More than 40 years ago, Lawrence Weed1 proposed the problem list as the organizing principle of the medical record and emphasized its centrality in medical education:

The instruction of physicians should be based on a system that helps them to define and follow clinical problems one by one and then systematically to relate and resolve them…. [T]he basic criterion of the physician is how well he can identify the patient's problems and organize them for solution.2

A complete, precise, and accurate problem list is essential to guide diagnostic and therapeutic decision making for complex patients and to enable clear communication among clinicians. For clinical educators, the problem list also provides a window on the thought processes of our trainees, as noted by Voytovich3:

Good problem lists and precise terms are important in undergraduate and graduate education because measurement of performance requires explicit structure…. A complete precise problem list provides a skeleton of quintessential data reflecting diagnostic reasoning. In many cases, it is sufficient for judging the quality of that reasoning. “Complete” means that all abnormalities are represented; “precise” means there are no entries that cannot be justified by the existing facts. In other words, everything should be included, and conclusions should be carried as far as possible and no further.

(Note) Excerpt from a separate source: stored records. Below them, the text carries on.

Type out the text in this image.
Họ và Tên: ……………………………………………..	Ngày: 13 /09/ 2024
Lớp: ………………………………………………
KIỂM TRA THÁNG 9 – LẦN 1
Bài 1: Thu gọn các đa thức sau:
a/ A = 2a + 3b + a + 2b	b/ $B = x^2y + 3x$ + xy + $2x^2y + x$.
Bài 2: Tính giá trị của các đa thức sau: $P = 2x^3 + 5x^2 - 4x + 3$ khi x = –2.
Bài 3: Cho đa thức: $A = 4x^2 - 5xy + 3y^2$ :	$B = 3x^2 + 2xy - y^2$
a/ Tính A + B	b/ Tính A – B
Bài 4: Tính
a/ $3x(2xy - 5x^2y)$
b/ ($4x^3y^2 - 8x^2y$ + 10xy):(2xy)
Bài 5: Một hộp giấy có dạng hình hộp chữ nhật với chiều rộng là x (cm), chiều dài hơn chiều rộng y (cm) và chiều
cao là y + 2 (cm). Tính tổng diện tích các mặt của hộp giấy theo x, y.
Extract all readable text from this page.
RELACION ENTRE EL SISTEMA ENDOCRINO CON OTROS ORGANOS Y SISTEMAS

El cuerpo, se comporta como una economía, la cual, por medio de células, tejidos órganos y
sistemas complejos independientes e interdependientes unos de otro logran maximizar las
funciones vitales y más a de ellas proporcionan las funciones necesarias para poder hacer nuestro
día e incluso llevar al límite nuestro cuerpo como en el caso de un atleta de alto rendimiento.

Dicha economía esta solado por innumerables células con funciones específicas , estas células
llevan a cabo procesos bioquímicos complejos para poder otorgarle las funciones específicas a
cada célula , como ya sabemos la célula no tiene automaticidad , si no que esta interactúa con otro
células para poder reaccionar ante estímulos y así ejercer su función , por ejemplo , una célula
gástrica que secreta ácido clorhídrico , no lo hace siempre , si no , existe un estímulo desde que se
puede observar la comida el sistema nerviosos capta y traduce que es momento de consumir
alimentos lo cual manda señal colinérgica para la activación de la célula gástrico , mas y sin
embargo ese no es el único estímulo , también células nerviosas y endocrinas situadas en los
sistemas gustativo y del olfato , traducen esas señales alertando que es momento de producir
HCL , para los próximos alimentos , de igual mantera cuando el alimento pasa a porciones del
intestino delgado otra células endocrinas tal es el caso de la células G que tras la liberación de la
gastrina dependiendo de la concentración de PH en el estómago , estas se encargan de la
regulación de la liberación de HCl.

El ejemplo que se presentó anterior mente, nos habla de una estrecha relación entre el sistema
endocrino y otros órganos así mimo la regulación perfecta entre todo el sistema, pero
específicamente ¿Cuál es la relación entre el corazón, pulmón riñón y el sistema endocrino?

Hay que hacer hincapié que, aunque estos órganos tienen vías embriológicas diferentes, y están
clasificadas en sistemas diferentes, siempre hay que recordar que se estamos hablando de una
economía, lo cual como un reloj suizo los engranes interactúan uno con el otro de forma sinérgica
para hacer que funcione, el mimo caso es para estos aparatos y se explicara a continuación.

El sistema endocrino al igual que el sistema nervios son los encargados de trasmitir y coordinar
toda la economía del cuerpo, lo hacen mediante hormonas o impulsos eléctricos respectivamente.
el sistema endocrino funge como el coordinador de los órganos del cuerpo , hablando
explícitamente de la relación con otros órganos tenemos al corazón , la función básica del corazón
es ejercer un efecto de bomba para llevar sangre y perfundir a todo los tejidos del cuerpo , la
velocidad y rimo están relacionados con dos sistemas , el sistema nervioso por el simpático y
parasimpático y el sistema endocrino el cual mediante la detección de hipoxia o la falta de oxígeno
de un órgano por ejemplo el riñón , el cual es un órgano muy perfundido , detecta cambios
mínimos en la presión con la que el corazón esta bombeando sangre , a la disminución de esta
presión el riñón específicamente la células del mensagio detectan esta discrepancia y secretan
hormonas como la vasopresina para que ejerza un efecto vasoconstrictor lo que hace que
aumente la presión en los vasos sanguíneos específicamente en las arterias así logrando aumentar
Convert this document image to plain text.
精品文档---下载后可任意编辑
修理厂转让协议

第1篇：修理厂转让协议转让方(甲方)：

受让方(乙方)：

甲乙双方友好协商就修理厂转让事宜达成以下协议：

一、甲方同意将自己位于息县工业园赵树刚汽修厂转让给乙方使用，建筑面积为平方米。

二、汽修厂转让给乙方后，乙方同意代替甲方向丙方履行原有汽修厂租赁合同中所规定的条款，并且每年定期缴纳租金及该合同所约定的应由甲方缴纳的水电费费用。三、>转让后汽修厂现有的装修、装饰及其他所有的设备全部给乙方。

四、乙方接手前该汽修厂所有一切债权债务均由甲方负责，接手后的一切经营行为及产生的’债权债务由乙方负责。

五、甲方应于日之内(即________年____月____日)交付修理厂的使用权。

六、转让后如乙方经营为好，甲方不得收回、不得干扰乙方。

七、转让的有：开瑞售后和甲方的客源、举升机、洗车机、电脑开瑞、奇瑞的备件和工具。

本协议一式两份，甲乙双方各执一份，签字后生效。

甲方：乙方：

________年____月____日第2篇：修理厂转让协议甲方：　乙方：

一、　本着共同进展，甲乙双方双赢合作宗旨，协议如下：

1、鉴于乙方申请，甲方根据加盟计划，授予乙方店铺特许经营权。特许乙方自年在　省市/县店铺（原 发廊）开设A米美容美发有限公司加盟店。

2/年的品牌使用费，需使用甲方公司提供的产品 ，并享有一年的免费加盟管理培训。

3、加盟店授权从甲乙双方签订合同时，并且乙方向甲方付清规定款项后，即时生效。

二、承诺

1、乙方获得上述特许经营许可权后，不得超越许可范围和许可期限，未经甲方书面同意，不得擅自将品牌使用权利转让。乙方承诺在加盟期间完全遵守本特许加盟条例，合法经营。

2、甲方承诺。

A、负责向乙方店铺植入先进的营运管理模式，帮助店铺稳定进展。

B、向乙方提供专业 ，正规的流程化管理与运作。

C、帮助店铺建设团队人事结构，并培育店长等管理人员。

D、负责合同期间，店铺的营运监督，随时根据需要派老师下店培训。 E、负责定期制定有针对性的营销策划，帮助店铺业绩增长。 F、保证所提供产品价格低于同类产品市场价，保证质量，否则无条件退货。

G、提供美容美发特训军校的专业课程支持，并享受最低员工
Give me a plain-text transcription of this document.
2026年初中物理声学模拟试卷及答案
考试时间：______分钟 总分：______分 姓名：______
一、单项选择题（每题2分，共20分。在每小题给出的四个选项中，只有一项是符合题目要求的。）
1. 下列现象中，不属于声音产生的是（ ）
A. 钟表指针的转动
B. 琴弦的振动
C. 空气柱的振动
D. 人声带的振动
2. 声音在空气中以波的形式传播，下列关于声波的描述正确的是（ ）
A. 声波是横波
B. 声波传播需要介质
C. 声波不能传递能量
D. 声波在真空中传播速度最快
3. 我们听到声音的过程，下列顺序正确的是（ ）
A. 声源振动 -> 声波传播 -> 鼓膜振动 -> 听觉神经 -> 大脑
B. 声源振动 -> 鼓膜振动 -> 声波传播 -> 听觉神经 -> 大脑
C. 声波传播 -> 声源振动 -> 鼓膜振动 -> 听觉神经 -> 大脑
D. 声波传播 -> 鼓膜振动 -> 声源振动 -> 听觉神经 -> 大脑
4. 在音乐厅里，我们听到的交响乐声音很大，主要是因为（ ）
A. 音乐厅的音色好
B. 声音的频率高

In this article, I will address common deficiencies in the formulation of problem lists and suggest that documentation style and clinical reasoning are closely intertwined. I will argue that the recent trend toward abandoning the problem list in favor of organ checklists and accepting imprecise terminology may contribute to documentation deficiencies and cognitive errors, such as errors of framing, premature closure, and incomplete synthesis. In so doing, I hope to encourage renewed emphasis by clinical teachers on the art of problem formulation and to provoke discussion and further study of the relationships among clinical documentation, reasoning, and evaluation of trainees.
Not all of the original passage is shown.